GPSA Ch. 1
| Component | BP (°F) | FP (°F) | Tc (°F) |
|---|---|---|---|
| Methane | -258.7 | -296.5 | -116.7 |
| Ethane | -127.5 | -297.0 | 90.1 |
| Propane | -43.7 | -305.8 | 206.2 |
| n-Butane | 31.1 | -217.0 | 305.7 |
| n-Pentane | 96.9 | -201.5 | 385.7 |
| n-Hexane | 155.7 | -139.6 | 453.7 |
| Water | 212.0 | 32.0 | 705.4 |
| CO₂ | -109.3 | -69.9 | 87.9 |
| H₂S | -76.5 | -121.9 | 212.7 |
Clausius-Clapeyron Equation:
Relates vapor pressure to temperature using the heat of vaporization. Assumes constant ΔHvap over the temperature range. Used for pressure-adjusted boiling point estimation.
Raoult's Law (Mixture Bubble Point):
At the bubble point, the sum of each component's mole fraction times its K-value equals unity. K-values are estimated from the ratio of pure-component vapor pressure to system pressure.
The calculator uses the Clausius-Clapeyron equation to estimate how boiling points shift with pressure. This relates vapor pressure to temperature using the heat of vaporization, per GPSA Ch. 1.

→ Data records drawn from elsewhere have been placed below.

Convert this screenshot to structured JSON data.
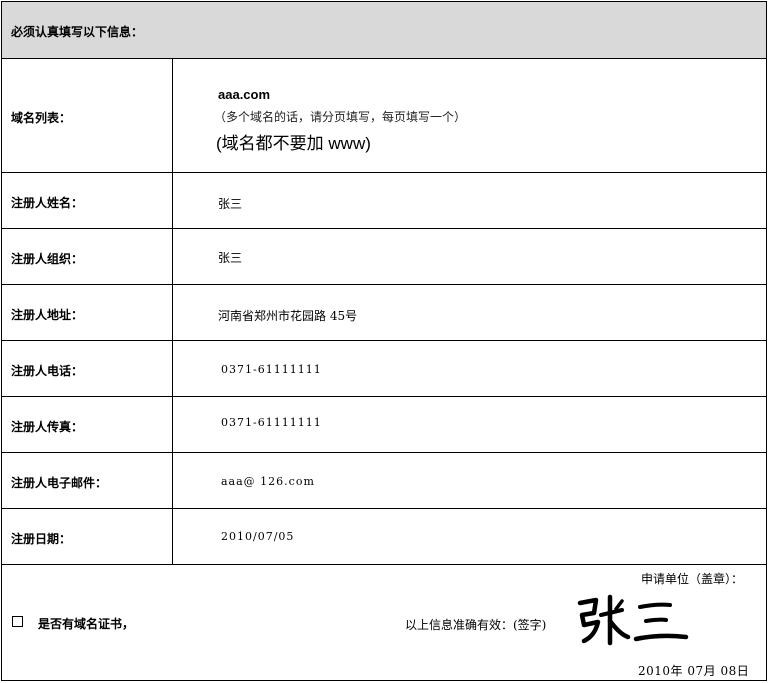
{
  "header": {
    "title": "必须认真填写以下信息："
  },
  "fields": [
    {
      "label": "域名列表：",
      "value": "aaa.com",
      "note": "（多个域名的话，请分页填写，每页填写一个）",
      "note2": "(域名都不要加 www)"
    },
    {
      "label": "注册人姓名：",
      "value": "张三"
    },
    {
      "label": "注册人组织：",
      "value": "张三"
    },
    {
      "label": "注册人地址：",
      "value": "河南省郑州市花园路 45号"
    },
    {
      "label": "注册人电话：",
      "value": "0371-61111111"
    },
    {
      "label": "注册人传真：",
      "value": "0371-61111111"
    },
    {
      "label": "注册人电子邮件：",
      "value": "aaa@ 126.com"
    },
    {
      "label": "注册日期：",
      "value": "2010/07/05"
    }
  ],
  "footer": {
    "unit_label": "申请单位（盖章）：",
    "certificate_label": "是否有域名证书，",
    "valid_label": "以上信息准确有效：(签字)",
    "signature": "张三",
    "date": "2010年   07月   08日"
  },
  "colors": {
    "header_bg": "#d9d9d9",
    "border": "#000000"
  }
}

Bubble point is the temperature at which the first vapor bubble forms from a liquid mixture, while dew point is where the first liquid droplet condenses from a vapor mixture. Both are calculated using Raoult's Law for ideal mixtures.
The calculator includes pure component data for methane, ethane, propane, isobutane, n-butane, isopentane, n-pentane, and heavier hydrocarbons. Normal boiling points and freezing points are per GPSA Ch. 1 reference data.
Freezing points determine the minimum safe operating temperature to avoid solid formation (freeze-out) in cryogenic heat exchangers and columns. Heavier hydrocarbons like benzene can freeze and plug equipment at cryogenic conditions.